Assessing (statistical) performance is a crucial part of model validation, especially when a new methodology is presented. The perfRestim() routine can be used to measure the performance of the estimR() and estimRmcmc() routines for estimation of the time-varying reproduction number. After simulating a specific number of epidemics via the episim() function, the Bias, MSE, coverage probability (CP) and width of 90% and 95% credible intervals for \(R_t\) are computed. The latter performance metrics are available for each time point \(t\) of the epidemic and the reported values correspond to the average over days \(t=8,\dots,T\), where \(T\) is the last day of the simulated epidemic. The data generating mechanism (see Gressani et al. 2022) allows to specify among an influenza, a SARSCoV- 1 and a MERS-CoV like serial interval. Below, we simulate 100 epidemics (default) of 60 days with a MERS-CoV like serial interval, where the true reproduction number has a wiggly pattern as specified by scenario 5 in the routine option [Note: This actually corresponds to scenario 9 in Gressani et al. (2022)].

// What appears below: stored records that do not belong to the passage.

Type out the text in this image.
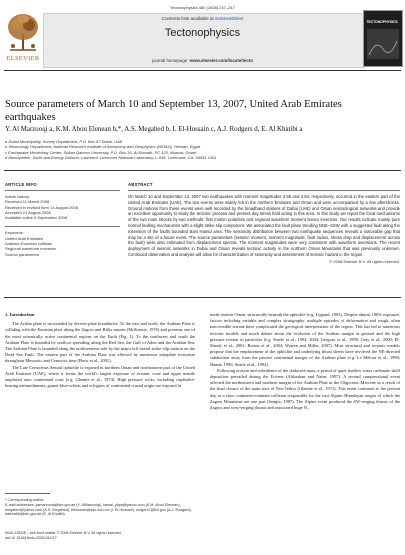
Tectonophysics 460 (2008) 237–247
ELSEVIER
Contents lists available at ScienceDirect
Tectonophysics
journal homepage: www.elsevier.com/locate/tecto
TECTONOPHYSICS
Source parameters of March 10 and September 13, 2007, United Arab Emirates earthquakes
Y. Al Marzooqi a, K.M. Abou Elenean b,*, A.S. Megahed b, I. El-Hussain c, A.J. Rodgers d, E. Al Khatibi a
a Dubai Municipality, Survey Department, P.O. Box 67 Dubai, UAE
b Seismology Department, National Research Institute of Astronomy and Geophysics (NRIAG), Helwan, Egypt
c Earthquake Monitoring Center, Sultan Qaboos University, P.O. Box 35, Al-Khoudh, PC 123, Muscat, Oman
d Atmospheric, Earth and Energy Division, Lawrence Livermore National Laboratory, L-046, Livermore, CA, 94551 USA
ARTICLE INFO
Article history:
Received 11 March 2008
Received in revised form 14 August 2008
Accepted 21 August 2008
Available online 5 September 2008
Keywords:
United Arab Emirates
Arabian–Eurasian collision
Regional waveform inversion
Source parameters
ABSTRACT
On March 10 and September 13, 2007 two earthquakes with moment magnitudes 3.66 and 3.94, respectively, occurred in the eastern part of the United Arab Emirates (UAE). The two events were widely felt in the northern Emirates and Oman and were accompanied by a few aftershocks. Ground motions from these events were well recorded by the broadband stations of Dubai (UAE) and Oman seismological networks and provide an excellent opportunity to study the tectonic process and present day stress field acting in this area. In this study we report the focal mechanisms of the two main shocks by two methods: first motion polarities and regional waveform moment tensor inversion. Our results indicate mainly pure normal faulting mechanisms with a slight strike slip component. We associated the fault plane trending NNE–SSW with a suggested fault along the extension of the faults bounded Bani Hamid area. The seismicity distribution between two earthquake sequences reveals a noticeable gap that may be a site of a future event. The source parameters (seismic moment, moment magnitude, fault radius, stress drop and displacement across the fault) were also estimated from displacement spectra. The moment magnitudes were very consistent with waveform inversions. The recent deployment of seismic networks in Dubai and Oman reveals tectonic activity in the northern Oman Mountains that was previously unknown. Continued observation and analysis will allow for characterization of seismicity and assessment of seismic hazard in the region.
© 2008 Elsevier B.V. All rights reserved.
1. Introduction

The Arabia plate is surrounded by diverse plate boundaries. To the east and north, the Arabian Plate is colliding with the Eurasian plate along the Zagros and Bitlis sutures (McKenzie, 1976) and presents one of the most seismically active continental regions on the Earth (Fig. 1). To the southwest and south the Arabian Plate is bounded by seafloor spreading along the Red Sea, the Gulf of Aden and the Arabian Sea. The Arabian Plate is bounded along the northwestern side by the major left lateral strike-slip motion on the Dead Sea Fault. The eastern part of the Arabian Plate was affected by numerous intraplate tectonism throughout Mesozoic and Cenozoic time (Brew et al., 2001).

The Late Cretaceous Semail ophiolite is exposed in northern Oman and northeastern part of the United Arab Emirates (UAE), where it forms the world's largest exposure of oceanic crust and upper mantle emplaced onto continental crust (e.g. Glennie et al., 1974). High pressure rocks, including carpholite-bearing metasediments, garnet-blue-schists and eclogites of continental crustal origin are exposed in

north-eastern Oman, structurally beneath the ophiolite (e.g. Lippard, 1983). Despite almost 100% exposure, factors including variable and complex stratigraphy, multiple episodes of deformation and rough, often inaccessible terrane have complicated the geological interpretation of the region. This has led to numerous tectonic models and much debate about the evolution of the Arabian margin in general and the high pressure terrane in particular (e.g. Searle et al., 1994, 2004; Gregory et al., 1998; Gray et al., 2000; El-Shazly et al., 2001; Breton et al., 2004; Warren and Miller, 2007). Most structural and tectonic models propose that the emplacement of the ophiolite and underlying thrust sheets have involved the NE-directed subduction away from the passive continental margin of the Arabian plate (e.g. Le Métour et al., 1990; Hanna, 1990; Searle et al., 1994).

Following erosion and subsidence of the obducted mass, a period of quiet shallow water carbonate shelf deposition prevailed during the Eocene (Alsharhan and Nairn, 1997). A second compressional event affected the northeastern and northern margin of the Arabian Plate in the Oligocene–Miocene as a result of the final closure of the main tract of Neo-Tethys (Glennie et al., 1973). This event continues to the present day as a slow continent-continent collision responsible for the vast Alpine–Himalayan ranges of which the Zagros Mountains are one part (Sengör, 1987). The Alpine event produced the SW-verging thrusts of the Zagros and west-verging thrusts and associated huge N–

* Corresponding author.
E-mail addresses: yamarzooqi@dm.gov.ae (Y. AlMarzooqi), kamal_pitya@yahoo.com (K.M. Abou Elenean), megahed@yahoo.com (A.S. Megahed), elhussain@squ.edu.om (I. El-Hussain), rodgers7@llnl.gov (A.J. Rodgers), ealkhatibi@dm.gov.ae (E. Al Khatibi).
0040-1951/$ – see front matter © 2008 Elsevier B.V. All rights reserved.
doi:10.1016/j.tecto.2008.08.017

perfcheck <- perfRestim(si = "mers", scenario = 5, days = 60,  seed = 1905, overdisp = 50)
perfcheck$LPS

Performance metrics (and associated trajectories of estimated \(R_t\)) can be accessed as follows.

perfcheck$LPS
#>          Bias   MSE  CP90%  CP95% CIwidth90% CIwidth95%
#> LPSMAP -0.026 0.078 90.566 94.528      0.849      1.021
gridExtra::grid.arrange(perfcheck$inciplot, perfcheck$Rlpsplot,perfcheck$Repiestimplot, 
                        nrow = 2, ncol = 2)

References

Gressani, O., Wallinga, J., Althaus, C. L., Hens, N. and Faes, C. (2022). EpiLPS: A fast and flexible Bayesian tool for estimation of the time-varying reproduction number. PLoS Comput Biol 18(10): e1010618. https://doi.org/10.1371/journal.pcbi.1010618

Fraser C (2007) Estimating Individual and Household Reproduction Numbers in an Emerging Epidemic. PLoS ONE 2(8): e758. https://doi.org/10.1371/journal.pone.0000758

Cori, A., Ferguson, N.M., Fraser, C., Cauchemez, S. (2013) A new framework and software to estimate time-varying reproduction numbers during epidemics, American Journal of Epidemiology, 178(9), 1505–1512. https://doi.org/10.1093/aje/kwt133

Wallinga, J., & Teunis, P. (2004). Different epidemic curves for severe acute respiratory syndrome reveal similar impacts of control measures. American Journal of Epidemiology, 160(6), 509-516.